• Les "dentelles de Malte"



    Oui, oui, c'est vrai, j'ai déjà fait un article sur la dentelle de Malte


    Mais je n'ai pas résisté à ce petit jeu de mot facile :
    je ne vais pas vous parler de la dentelle de l'île de Malte ...  
    mais des dentelles du Malte de l'ouvrage "Les carnets de Malte Laurids Brigge"  de Rainer Maria RILKE (*)  !

    J'aime à relire de temps en temps ce passage. Je me régale de ces descriptions poétiques, emouvantes, et en même temps parfaitement exactes.
    En quelques lignes très justes, Malte nous fait traverser trois siècles de dentelles !


    Alors si vous avez le temps, je vous propose de lire ce passage avec moi, et nous déroulerons ensemble les dentelles de Malte et de sa mère.








    Et maintenant, je sais aussi comment les choses se passaient, quand Maman déroulait les petits morceaux de dentelle.   .... ....

    "Veux-tu que nous les regardions, Malte ?" disait-elle, et elle se réjouissait, comme si on allait lui faire cadeau de tout ce que contenait le petit casier de laque jaune. Puis, tant son impatience était grande, elle n'arrivait pas à déplier le papier de soie.

    C'est chaque fois moi qui devait le faire. Mais j'étais à mon tour très ému , dès que les dentelles apparaissaient. Elles étaient enroulées autour d'un cylindre de bois qu'on ne pouvait pas voir, tant il y avait de dentelles.

    Et ensuite, nous les défaisions lentement et nous regardions défiler les motifs, toujours avec un moment de frayeur quand l'un d'entre eux s'interrompait. Ils s'arrêtaient si brusquement.




    Venaient d'abord les bandes de broderie italienne, de robustes travaux aux fils tirés, dont les dessins se répétaient sans cesse, aussi clairement ordonnés qu'un jardin de paysan.






    Puis toute une série de dentelles vénitiennes à l'aiguille enfermaient nos yeux dans un grillage, comme si nous étions des monastères ou des prisons.

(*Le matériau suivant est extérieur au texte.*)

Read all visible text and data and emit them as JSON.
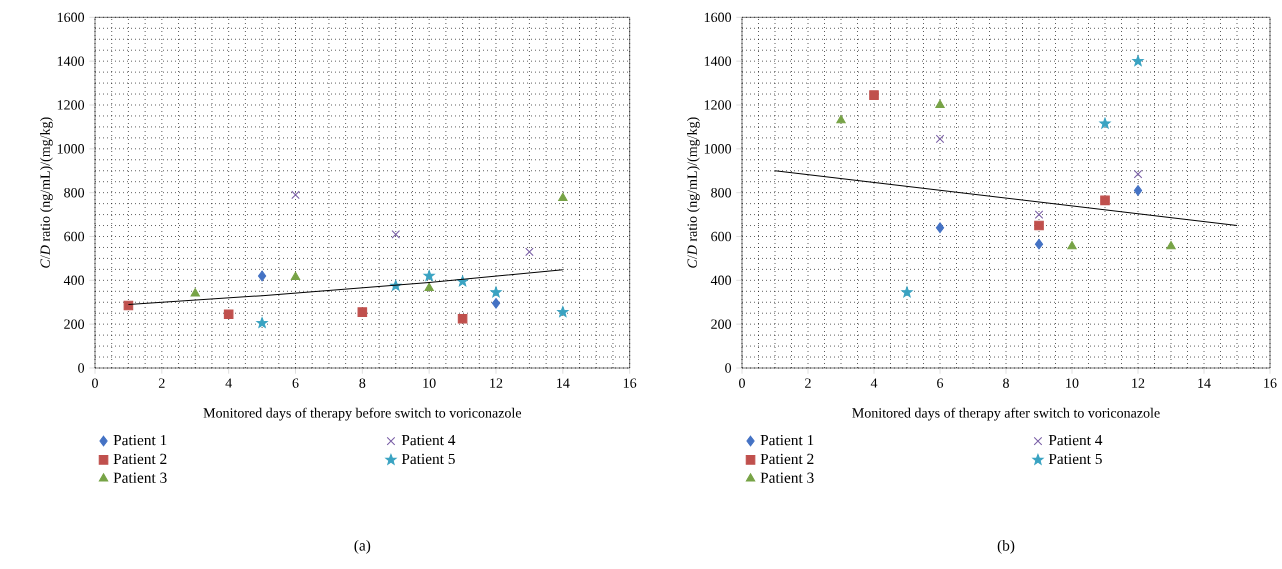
{
  "chart_data": [
    {
      "type": "scatter",
      "xlabel": "Monitored days of therapy before switch to voriconazole",
      "ylabel": "*C*/*D* ratio (ng/mL)/(mg/kg)",
      "annotations": [
        "(a)"
      ],
      "xlim": [
        0,
        16
      ],
      "ylim": [
        0,
        1600
      ],
      "xticks": [
        0,
        2,
        4,
        6,
        8,
        10,
        12,
        14,
        16
      ],
      "yticks": [
        0,
        200,
        400,
        600,
        800,
        1000,
        1200,
        1400,
        1600
      ],
      "grid": true,
      "legend": "bottom",
      "series": [
        {
          "name": "Patient 1",
          "color": "#4472c4",
          "marker": "diamond",
          "x": [
            5,
            12
          ],
          "values": [
            420,
            295
          ]
        },
        {
          "name": "Patient 2",
          "color": "#c0504d",
          "marker": "square",
          "x": [
            1,
            4,
            8,
            11
          ],
          "values": [
            285,
            245,
            255,
            225
          ]
        },
        {
          "name": "Patient 3",
          "color": "#77a346",
          "marker": "triangle",
          "x": [
            3,
            6,
            10,
            14
          ],
          "values": [
            340,
            415,
            365,
            775
          ]
        },
        {
          "name": "Patient 4",
          "color": "#7a5fa6",
          "marker": "cross",
          "x": [
            6,
            9,
            13
          ],
          "values": [
            790,
            610,
            530
          ]
        },
        {
          "name": "Patient 5",
          "color": "#3aa3c2",
          "marker": "star",
          "x": [
            5,
            9,
            10,
            11,
            12,
            14
          ],
          "values": [
            205,
            375,
            420,
            395,
            345,
            255
          ]
        },
        {
          "type": "line",
          "color": "#000000",
          "marker": "none",
          "x": [
            1,
            5,
            10,
            14
          ],
          "values": [
            290,
            330,
            390,
            448
          ]
        }
      ]
    },
    {
      "type": "scatter",
      "xlabel": "Monitored days of therapy after switch to voriconazole",
      "ylabel": "*C*/*D* ratio (ng/mL)/(mg/kg)",
      "annotations": [
        "(b)"
      ],
      "xlim": [
        0,
        16
      ],
      "ylim": [
        0,
        1600
      ],
      "xticks": [
        0,
        2,
        4,
        6,
        8,
        10,
        12,
        14,
        16
      ],
      "yticks": [
        0,
        200,
        400,
        600,
        800,
        1000,
        1200,
        1400,
        1600
      ],
      "grid": true,
      "legend": "bottom",
      "series": [
        {
          "name": "Patient 1",
          "color": "#4472c4",
          "marker": "diamond",
          "x": [
            6,
            9,
            12
          ],
          "values": [
            640,
            565,
            810
          ]
        },
        {
          "name": "Patient 2",
          "color": "#c0504d",
          "marker": "square",
          "x": [
            4,
            9,
            11
          ],
          "values": [
            1245,
            650,
            765
          ]
        },
        {
          "name": "Patient 3",
          "color": "#77a346",
          "marker": "triangle",
          "x": [
            3,
            6,
            10,
            13
          ],
          "values": [
            1130,
            1200,
            555,
            555
          ]
        },
        {
          "name": "Patient 4",
          "color": "#7a5fa6",
          "marker": "cross",
          "x": [
            6,
            9,
            12
          ],
          "values": [
            1045,
            700,
            885
          ]
        },
        {
          "name": "Patient 5",
          "color": "#3aa3c2",
          "marker": "star",
          "x": [
            5,
            11,
            12
          ],
          "values": [
            345,
            1115,
            1400
          ]
        },
        {
          "type": "line",
          "color": "#000000",
          "marker": "none",
          "x": [
            1,
            15
          ],
          "values": [
            900,
            650
          ]
        }
      ]
    }
  ]
}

    Mais ensuite on se libérait et le regard s'ouvrait au loin sur des jardins de plus en plus artistement conçus, jusqu'au moment où tout était devant nous aussi exubérant et aussi tiède qu'à l'intérieur d'une serre : des plantes somptueuses, que nous ne connaissions pas, surgissaient des feuilles gigantesques, les lianes s'agrippaient les unes aux autres, comme saisies de vertige,





    et les grandes fleurs épanouies des points d'Alençon
     venaient troubler la vue en répandant leur pollen.

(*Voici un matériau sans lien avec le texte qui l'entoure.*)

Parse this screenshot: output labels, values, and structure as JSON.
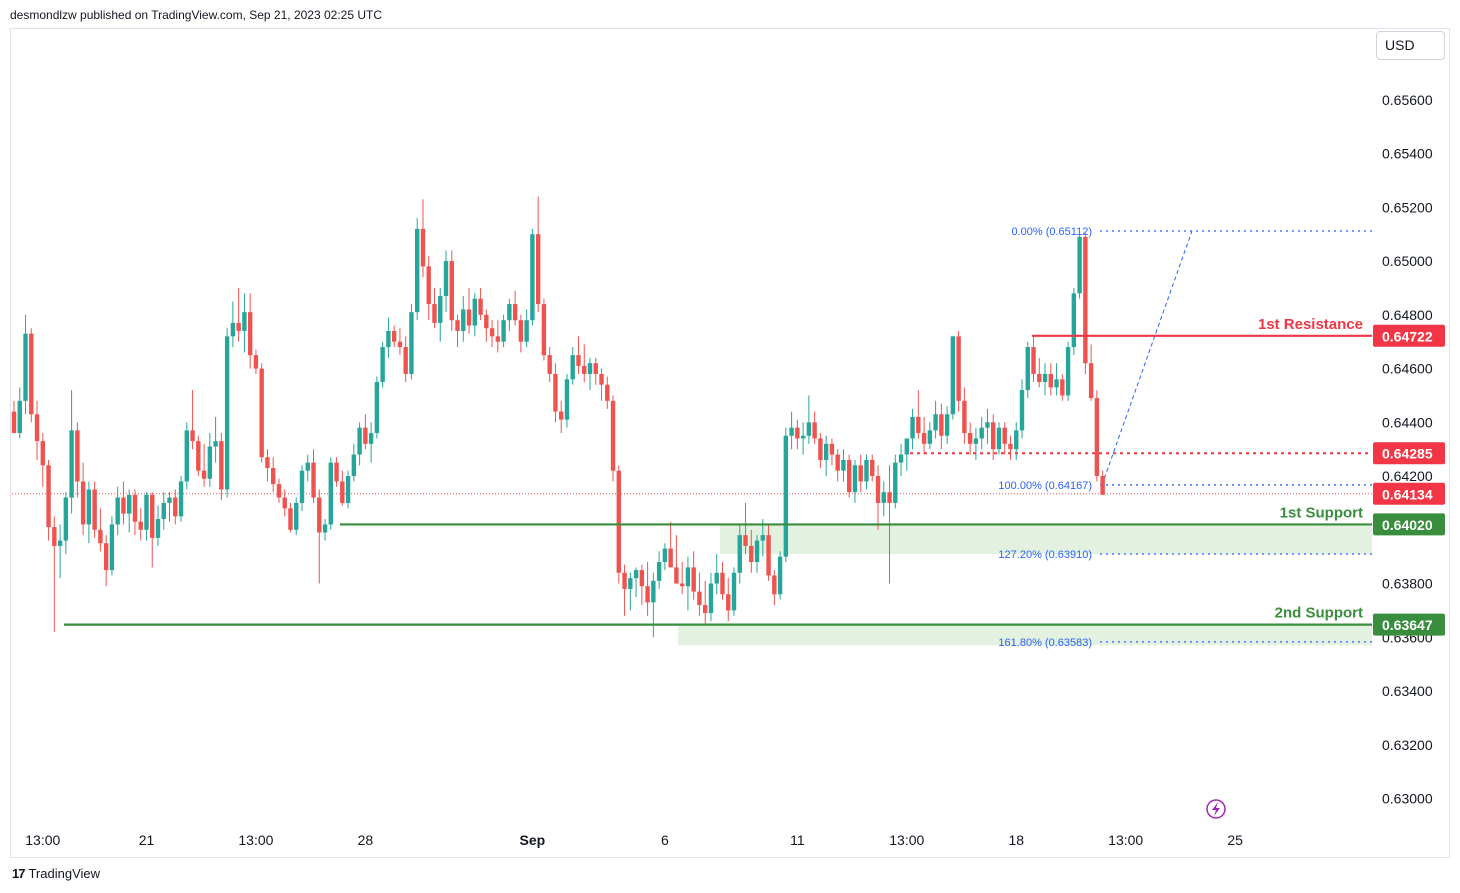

    Soudain, lassés et l'esprit confus, nous pénétrions sur la longue route de Valenciennes, et c'était l'hiver, de grand matin, et tout était de givre.






    Et on se frayait un chemin à travers les buissons enneigés des Binche et on arrivait en des lieux où personne n'avait jamais été;



    ... ...

    Le froid nous gagnait toujours davantage et, quand arrivaient les fines dentelles au fuseau, ma mère disait enfin :
     "Oh! nous avons maintenant des fleurs de glace dans les yeux!"
    et c'était bien vrai tant il faisait chaud à l'intérieur de nous



    En enroulant à nouveau les dentelles, nous soupirions tous les deux, c'était une longue besogne, mais nous ne voulions la confier à personne.

    "Pense donc ! si nous devions faire tout cela !" disait Maman, l'air littéralement épouvanté.
    Je ne pouvais pas même l'imaginer. Je me surpris à penser que j'avais songé à des petits animaux qu n'arrêtaient pas de filer et qu'à cause de cela on laissait vivre. Mais non! c'étaient naturellement des femmes.


    "Elles sont certainement au ciel, celles qui ont fait cela",
     dis-je, plein d'admiration. ... ...

    Au bout d'un moment, alors que j'avais déjà oublié ma question, elle dit très lentement :

    "Au ciel ? Je crois qu'elles sont tout entières là-dedans.
    A bien regarder les choses, ce pourrait bien être un bonheur éternel.
    On sait si peu de chose sur tout cela"




    Merci de m'avoir accompagnée dans ma lecture ....


    (*) Écrivain autrichien, Rainer Maria Rilke ecrivit les Cahiers de Malte Laurides Brigge dans les années 1904-1910.